= Kraumur =

Icelandic music fund

Kraumur Music Fund is an independent Icelandic music fund and operation established by the Aurora Charity Foundation in the beginning of 2008 "to strengthen Icelandic musical life, primarily by supporting young musicians in performing and presenting their works."

Among its board of advisers are artists Björk, Mugison, and Kjartan Sveinsson (former member of Sigur Rós).

KRAUMUR’S ADVISORY BOARD
- Árni Matthíasson, journalist
- Björk
- Elísabet Indra Ragnarsdóttir, radio show host at Iceland National Radio 1
- Guðni Tómasson, chairman of the board of directors, The Iceland Symphony Orchestra
- Kjartan Sveinsson, musician
- Mugison, musician
- Sigtryggur Baldursson, director of Icelandic Music Export (IMX), and a founding member of the Sugarcubes

Kraumur runs a small office in Reykjavík, Iceland, from where it works on strengthening the position of young musicians in Iceland through direct grants, professional assistance and various forms of cooperation. Kraumur has worked with and supported artists like Mugison, amiina, FM Belfast, pianist Víkingur Ólafsson, Ólöf Arnalds, Of Monsters and Men, múm, Sólstafir, Retro Stefson, Anna Þorvalds and Dikta.

== Special initiatives ==

In the spring of 2008 Kraumur launched a program - 'Innrásin' - with the aim to support Icelandic artists to tour Iceland. Among artists featured on the first 'Innrásar-tours', playing in towns all over the island, were; Sign, Reykjavík!, Benni Hemm Hemm and Borko.

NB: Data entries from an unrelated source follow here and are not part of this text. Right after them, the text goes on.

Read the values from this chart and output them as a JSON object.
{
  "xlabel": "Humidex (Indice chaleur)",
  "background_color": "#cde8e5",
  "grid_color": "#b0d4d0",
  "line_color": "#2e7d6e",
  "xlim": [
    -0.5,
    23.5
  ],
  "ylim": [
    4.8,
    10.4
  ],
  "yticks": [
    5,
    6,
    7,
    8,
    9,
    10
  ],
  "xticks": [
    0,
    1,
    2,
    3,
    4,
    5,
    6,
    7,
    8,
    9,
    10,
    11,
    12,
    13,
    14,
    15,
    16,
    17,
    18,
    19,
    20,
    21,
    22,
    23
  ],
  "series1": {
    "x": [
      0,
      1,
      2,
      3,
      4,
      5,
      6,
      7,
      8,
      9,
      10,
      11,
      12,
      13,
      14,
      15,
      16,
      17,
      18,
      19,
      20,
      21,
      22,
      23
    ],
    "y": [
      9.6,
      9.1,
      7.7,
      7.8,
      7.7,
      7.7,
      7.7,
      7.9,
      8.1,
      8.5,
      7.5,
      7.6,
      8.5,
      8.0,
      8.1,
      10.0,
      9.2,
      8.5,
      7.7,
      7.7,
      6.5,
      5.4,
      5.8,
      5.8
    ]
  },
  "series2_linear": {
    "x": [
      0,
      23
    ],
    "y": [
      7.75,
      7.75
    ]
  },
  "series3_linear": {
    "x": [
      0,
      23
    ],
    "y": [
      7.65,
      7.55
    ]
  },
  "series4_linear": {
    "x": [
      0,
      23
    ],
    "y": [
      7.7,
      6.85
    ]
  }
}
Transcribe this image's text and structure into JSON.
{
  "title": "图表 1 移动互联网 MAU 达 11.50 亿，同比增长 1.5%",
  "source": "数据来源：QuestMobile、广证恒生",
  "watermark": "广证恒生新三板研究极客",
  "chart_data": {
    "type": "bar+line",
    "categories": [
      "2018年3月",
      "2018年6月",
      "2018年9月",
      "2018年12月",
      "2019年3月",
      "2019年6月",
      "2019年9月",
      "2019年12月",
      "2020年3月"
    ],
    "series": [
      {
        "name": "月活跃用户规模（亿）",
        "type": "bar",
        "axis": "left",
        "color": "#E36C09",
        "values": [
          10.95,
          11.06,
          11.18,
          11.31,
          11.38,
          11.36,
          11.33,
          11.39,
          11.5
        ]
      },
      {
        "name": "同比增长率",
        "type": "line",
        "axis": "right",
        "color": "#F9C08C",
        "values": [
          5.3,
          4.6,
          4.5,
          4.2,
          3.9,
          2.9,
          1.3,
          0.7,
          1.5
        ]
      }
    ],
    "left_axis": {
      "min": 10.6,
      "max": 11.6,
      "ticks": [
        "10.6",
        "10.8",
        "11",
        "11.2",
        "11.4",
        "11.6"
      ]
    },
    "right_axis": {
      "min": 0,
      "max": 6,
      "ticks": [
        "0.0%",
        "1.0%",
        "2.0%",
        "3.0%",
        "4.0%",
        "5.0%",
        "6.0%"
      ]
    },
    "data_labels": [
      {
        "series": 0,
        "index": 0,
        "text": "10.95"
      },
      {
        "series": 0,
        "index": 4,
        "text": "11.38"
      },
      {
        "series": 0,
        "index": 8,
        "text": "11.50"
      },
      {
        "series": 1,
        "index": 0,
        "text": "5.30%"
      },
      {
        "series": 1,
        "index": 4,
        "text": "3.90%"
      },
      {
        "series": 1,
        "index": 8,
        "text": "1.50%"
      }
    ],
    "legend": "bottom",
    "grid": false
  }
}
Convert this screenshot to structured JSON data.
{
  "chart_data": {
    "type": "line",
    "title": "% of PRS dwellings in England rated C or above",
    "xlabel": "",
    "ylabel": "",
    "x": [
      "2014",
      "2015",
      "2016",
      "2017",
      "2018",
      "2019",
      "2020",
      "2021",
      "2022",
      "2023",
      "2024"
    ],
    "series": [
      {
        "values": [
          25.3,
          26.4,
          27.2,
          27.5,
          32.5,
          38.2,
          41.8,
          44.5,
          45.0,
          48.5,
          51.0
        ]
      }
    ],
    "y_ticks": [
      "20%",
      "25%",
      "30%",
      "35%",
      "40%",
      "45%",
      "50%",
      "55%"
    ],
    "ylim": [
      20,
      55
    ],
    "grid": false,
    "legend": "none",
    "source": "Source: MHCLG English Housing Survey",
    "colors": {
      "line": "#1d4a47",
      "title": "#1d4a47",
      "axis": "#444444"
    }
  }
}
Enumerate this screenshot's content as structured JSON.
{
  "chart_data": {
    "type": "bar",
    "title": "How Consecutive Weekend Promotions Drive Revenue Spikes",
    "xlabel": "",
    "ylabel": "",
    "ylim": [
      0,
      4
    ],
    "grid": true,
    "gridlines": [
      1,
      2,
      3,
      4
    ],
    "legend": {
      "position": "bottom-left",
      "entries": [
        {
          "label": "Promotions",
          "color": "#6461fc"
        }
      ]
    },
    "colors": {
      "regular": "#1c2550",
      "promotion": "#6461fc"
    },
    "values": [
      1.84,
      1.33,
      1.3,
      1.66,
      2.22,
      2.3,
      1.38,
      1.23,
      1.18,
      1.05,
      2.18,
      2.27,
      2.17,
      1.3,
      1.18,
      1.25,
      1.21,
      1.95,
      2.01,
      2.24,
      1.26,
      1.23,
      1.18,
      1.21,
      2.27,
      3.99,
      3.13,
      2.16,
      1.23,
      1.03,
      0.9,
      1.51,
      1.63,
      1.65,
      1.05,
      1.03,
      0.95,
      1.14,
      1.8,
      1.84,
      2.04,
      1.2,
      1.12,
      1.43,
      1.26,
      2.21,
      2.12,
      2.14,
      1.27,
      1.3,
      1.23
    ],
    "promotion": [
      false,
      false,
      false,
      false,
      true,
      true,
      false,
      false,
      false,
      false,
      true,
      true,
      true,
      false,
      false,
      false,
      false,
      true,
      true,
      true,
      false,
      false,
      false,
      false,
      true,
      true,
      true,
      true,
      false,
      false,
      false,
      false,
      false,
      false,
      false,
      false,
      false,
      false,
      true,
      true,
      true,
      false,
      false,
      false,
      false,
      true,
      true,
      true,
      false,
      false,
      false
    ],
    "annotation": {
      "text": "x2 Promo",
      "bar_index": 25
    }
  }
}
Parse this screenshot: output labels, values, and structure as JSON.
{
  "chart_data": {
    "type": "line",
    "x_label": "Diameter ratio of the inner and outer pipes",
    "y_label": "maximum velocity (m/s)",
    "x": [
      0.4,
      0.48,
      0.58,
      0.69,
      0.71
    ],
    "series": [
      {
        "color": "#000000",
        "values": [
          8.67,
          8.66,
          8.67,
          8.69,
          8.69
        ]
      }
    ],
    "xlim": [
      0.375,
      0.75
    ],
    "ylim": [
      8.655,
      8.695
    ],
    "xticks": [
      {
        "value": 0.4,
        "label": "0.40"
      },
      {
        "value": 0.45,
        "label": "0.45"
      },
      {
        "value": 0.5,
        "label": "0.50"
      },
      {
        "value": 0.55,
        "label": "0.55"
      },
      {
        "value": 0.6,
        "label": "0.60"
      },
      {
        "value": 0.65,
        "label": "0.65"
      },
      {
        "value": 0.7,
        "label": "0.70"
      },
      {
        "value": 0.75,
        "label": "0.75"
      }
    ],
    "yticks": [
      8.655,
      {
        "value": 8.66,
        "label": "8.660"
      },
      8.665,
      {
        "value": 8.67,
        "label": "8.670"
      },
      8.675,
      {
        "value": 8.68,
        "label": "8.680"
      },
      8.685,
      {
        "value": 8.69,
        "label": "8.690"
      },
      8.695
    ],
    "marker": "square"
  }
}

Later that year plans for the first Kraumur Awards ('Kraumsverðlaunin' in Icelandic) were announced to acknowledge and support records being released by Icelandic artists. Nominations are chosen by a selected panel of Icelandic music journalist, radio show hosts and music specialists.

== Mission ==

The Board of Aurora Charity Foundation issued the following statement when establishing the fund in January 2008;

“Icelandic musical life has a special uniqueness, in particular because of the palpable power and boldness that characterise young musicians. The Sugarcubes and Björk pioneered the global explosion of Icelandic music, and many musicians have followed in their footsteps with amazing results. Today, the Icelandic music experience has become one of the strongest elements of the image that Iceland and Icelanders enjoy abroad. The unusual interplay of pop and classical music can be a driving force in ongoing successes. The support of young musicians in their works, and in various forms of cooperation, creates a stronger foundation under this important growth area of Icelandic culture.”